Controls the soil water tension below the surface, so the answer to the below question is obviously, yes. This has to do with the hydraulic conduc- tivity right at the surface.
So the hydraulic conductivity decreases, typically, a lot. Consequently, more runoff, no?
This old study illustrates the importance of protecting the soil surface from the effect of raindrop impact destroying surface aggregates and creating a crust. Even with i < initial K s, a decrease in K s results in runoff.
Both are evaporative processes, just different paths. So, often the two a discussed jointly.
For the direction of arrows shown, ET increases. Make sense? By vapor pressure, what is meant is water vapor pressure in the air, i.e., humidity.
Curves look a lot like infiltration curves except they don’t approach a positive minimum, zero instead. The explanation is very similar to that for decrease in infiltration rate. See next slide.
Imagine a uniformly wet, say saturated, soil at time zero when evaporation begins.
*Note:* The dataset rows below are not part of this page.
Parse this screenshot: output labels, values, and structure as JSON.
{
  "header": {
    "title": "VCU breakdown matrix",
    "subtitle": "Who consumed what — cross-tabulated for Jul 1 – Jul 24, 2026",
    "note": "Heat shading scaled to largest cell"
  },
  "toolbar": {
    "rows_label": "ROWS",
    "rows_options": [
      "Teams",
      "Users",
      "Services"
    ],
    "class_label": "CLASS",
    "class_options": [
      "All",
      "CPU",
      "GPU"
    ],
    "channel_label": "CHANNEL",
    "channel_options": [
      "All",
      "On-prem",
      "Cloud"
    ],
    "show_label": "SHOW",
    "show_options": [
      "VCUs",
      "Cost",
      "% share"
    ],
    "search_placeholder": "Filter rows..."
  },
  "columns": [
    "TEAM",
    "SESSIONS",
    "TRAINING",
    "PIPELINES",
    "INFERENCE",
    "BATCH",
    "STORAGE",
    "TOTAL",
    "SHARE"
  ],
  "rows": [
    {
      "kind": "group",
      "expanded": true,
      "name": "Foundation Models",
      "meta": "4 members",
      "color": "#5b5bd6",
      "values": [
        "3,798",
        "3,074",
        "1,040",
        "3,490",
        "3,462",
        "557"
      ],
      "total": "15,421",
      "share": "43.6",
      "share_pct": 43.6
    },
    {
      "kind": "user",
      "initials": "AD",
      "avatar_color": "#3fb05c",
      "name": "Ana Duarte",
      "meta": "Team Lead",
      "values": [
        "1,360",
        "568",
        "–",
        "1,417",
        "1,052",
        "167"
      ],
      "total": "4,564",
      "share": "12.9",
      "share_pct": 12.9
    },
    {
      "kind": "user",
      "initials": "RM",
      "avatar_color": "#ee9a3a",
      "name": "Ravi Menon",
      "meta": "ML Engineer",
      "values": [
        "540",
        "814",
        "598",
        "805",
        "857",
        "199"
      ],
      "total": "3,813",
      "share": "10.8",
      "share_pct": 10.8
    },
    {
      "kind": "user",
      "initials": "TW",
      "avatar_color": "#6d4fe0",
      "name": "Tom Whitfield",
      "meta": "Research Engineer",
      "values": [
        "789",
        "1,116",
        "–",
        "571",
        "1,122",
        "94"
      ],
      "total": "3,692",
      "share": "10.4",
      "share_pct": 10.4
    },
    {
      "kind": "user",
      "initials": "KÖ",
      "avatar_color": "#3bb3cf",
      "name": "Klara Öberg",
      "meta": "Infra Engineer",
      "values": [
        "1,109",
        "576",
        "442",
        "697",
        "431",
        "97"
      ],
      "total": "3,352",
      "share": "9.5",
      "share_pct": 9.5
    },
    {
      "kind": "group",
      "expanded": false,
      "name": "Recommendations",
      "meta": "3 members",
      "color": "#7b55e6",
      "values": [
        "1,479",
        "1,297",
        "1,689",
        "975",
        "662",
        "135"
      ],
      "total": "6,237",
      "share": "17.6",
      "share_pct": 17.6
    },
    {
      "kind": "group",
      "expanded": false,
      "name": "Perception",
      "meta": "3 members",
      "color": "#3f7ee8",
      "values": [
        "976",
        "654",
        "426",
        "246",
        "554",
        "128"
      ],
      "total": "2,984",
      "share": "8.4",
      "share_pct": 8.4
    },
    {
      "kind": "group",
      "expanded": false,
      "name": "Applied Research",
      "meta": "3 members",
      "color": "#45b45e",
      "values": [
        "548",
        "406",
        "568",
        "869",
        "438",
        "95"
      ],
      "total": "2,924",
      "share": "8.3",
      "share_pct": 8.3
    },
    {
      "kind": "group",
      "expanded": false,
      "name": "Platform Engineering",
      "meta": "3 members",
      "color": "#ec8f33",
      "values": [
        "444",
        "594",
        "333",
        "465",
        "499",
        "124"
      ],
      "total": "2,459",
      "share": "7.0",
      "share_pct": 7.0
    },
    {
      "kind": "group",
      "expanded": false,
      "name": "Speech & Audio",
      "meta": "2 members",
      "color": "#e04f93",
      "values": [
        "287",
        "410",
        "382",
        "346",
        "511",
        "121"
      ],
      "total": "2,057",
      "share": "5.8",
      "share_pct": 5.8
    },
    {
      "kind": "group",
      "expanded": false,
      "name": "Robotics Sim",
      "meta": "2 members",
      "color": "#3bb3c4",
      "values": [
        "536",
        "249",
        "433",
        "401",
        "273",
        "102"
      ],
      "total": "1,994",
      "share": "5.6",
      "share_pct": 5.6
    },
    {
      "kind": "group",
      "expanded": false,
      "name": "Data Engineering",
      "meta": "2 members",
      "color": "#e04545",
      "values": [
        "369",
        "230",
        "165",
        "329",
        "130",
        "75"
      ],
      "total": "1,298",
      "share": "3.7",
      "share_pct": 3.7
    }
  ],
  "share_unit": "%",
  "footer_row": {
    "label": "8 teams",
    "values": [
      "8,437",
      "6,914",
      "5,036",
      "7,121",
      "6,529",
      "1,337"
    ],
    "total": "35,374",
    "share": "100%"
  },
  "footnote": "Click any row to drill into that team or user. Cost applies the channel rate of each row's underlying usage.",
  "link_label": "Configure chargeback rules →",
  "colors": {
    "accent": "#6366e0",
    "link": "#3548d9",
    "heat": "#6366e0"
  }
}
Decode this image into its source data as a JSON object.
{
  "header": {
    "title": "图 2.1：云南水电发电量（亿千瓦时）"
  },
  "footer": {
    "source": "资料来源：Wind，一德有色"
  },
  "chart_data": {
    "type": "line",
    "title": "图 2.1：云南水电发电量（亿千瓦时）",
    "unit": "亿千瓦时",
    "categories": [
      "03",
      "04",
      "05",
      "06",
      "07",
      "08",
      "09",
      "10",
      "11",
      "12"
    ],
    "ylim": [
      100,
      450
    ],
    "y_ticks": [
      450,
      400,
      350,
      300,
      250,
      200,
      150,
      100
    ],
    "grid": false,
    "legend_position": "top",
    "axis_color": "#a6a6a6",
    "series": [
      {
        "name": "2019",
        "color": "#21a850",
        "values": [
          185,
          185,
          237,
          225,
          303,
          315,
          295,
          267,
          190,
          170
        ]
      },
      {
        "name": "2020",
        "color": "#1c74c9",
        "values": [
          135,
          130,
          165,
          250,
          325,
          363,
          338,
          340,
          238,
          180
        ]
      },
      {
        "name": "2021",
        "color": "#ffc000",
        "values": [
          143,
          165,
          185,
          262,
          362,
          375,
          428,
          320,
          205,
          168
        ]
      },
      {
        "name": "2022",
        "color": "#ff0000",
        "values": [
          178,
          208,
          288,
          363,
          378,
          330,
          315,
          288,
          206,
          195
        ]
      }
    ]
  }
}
Write Darcy’s Law for the upper 1 cm like before in terms of matric (tension) and gravitational potential, q = K* ([-100 + 1] – [0 + 0]) / 1 = -K* 99 Here the flux, q, is not possible maximum, like with infiltration but real, and driven by radiant energy, wind speed, etc. (the external evaporativity). It won’t take long before very surface of the soil has lost water and the water there is under tension, say -100 cm. Also, the conductivity at the surface, K*, is less than the saturated conductivity. Notice the flux is negative, i.e., up, not down. Now, let this surface drying continue so that the tension in water at the surface increases. Also, let the upward movement of water from below the surface continue so that at 1 cm the soil dries and tension increases there. For the sake of argument, call the tension at the surface –2000 cm and the tension at 1 cm –1990 cm. At this point, the conductivity is a lot less, K**, so q = -K** 9 which is very most likely considerably less than the external evaporativity.
OK, runoff occurs when rainfall > infiltration. So, too, downward movement of water in the soil (percolation) occurs when infiltration > ET.
This is supposed to represent groundwater morphology, a saturated zone above an impervious layer and an unsaturated zone about this (called vadose zone). Arrows show percolation, recharging the saturated zone.
Due to capillarity, pores can remain filled with water up to a certain tension – the smaller the pores, the greater (more negative pressure) this tension. However, bore a well and water will fill it to depth of the free water surface, i.e., at atmospheric pressure, which is lower than the depth at which the soil is saturated.
This movement is due to a gradient in matric potential (tension) that exceeds the downward gradient in gravitational potential.
Curious phenomenon, radial flow to drains. The streamlines shown by the dye are perpendicular to the steepest gradient in water potential. So, would it take more closely spaced drain lines to lower a shallow water table in a sand or in a clay and why so?